I strongly encourage you to consider the following highly relevant points.

(1) Article 1, Section VIII details the things congress can do. Mandating medical insurance with threat of fine is not one of them. Please, please carefully consider the Constitution of the United States and understand that the last extra-constitutional government we had was overthrown with violence. That document is a sacred contract between the people and the government. As an official of that government, you are allowed to choose whether to keep that contract or to break it. As the people, we are obliged to ensure that it is kept by you. We have many ways to reform government: the soap box, the ballot box, and finally the ammo box. Yes, this is a threat to you and anyone else who fails to defend the constitution.

(2) Economically speaking, socialism is a disaster. Socialized medicine is killing the people in Great Britain and Canada, and everywhere else it is applied. Our country is founded on individual liberty. There are other countries with different ideas about individual liberty. Go live in them rather than try to bring their failed policies to us.

(3) In medicine, the problem is clear: Government is interfering and distorting the marketplace. Everything from over-regulation to tort laws to entitlement programs are keeping the medical system bogged down. Despite this, there is no medical system, anywhere in the universe, superior to ours. Rather than go the way of the rest of the earth, shouldn’t we take a different direction and expand upon our freedoms by eliminating government from our medical system? I mean, if socialism is the problem, more socialism isn’t going to fix it.
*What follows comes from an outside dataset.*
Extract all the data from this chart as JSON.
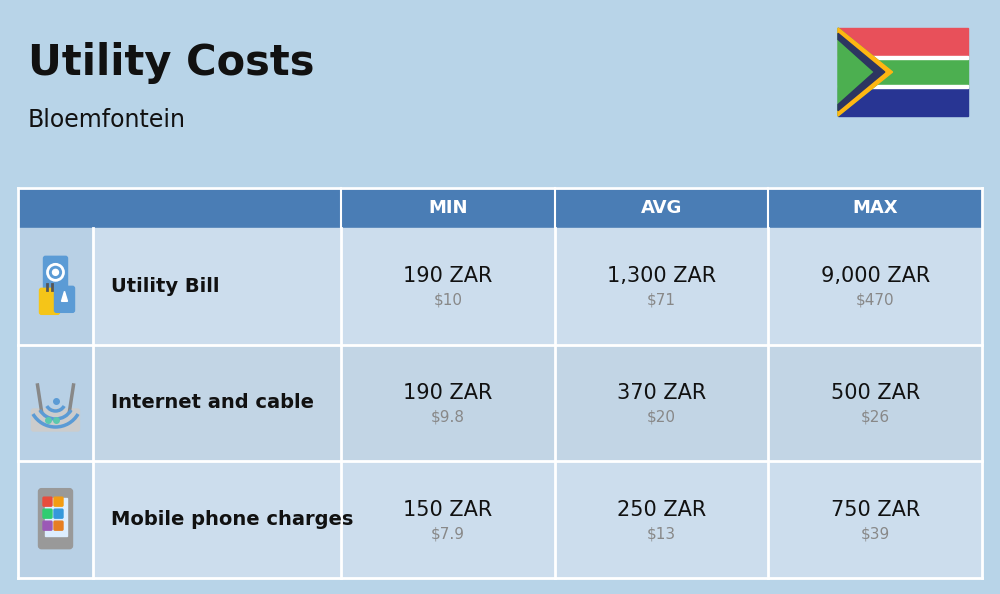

(4) We see what you are doing, and we know why you are doing it. Stop being coy with us, and either truly change your intentions or at least be explicit about them. You want to see America destroyed, our freedoms eliminated, and everyone either a slavemaster or a slave on the great plantation that America should be, in your eyes. America’s evil is its freedom and liberty, and only when these things are eliminated can we be considered “good”.

(5) The policy of “shut up” doesn’t work so well, does it, Sen. Murray?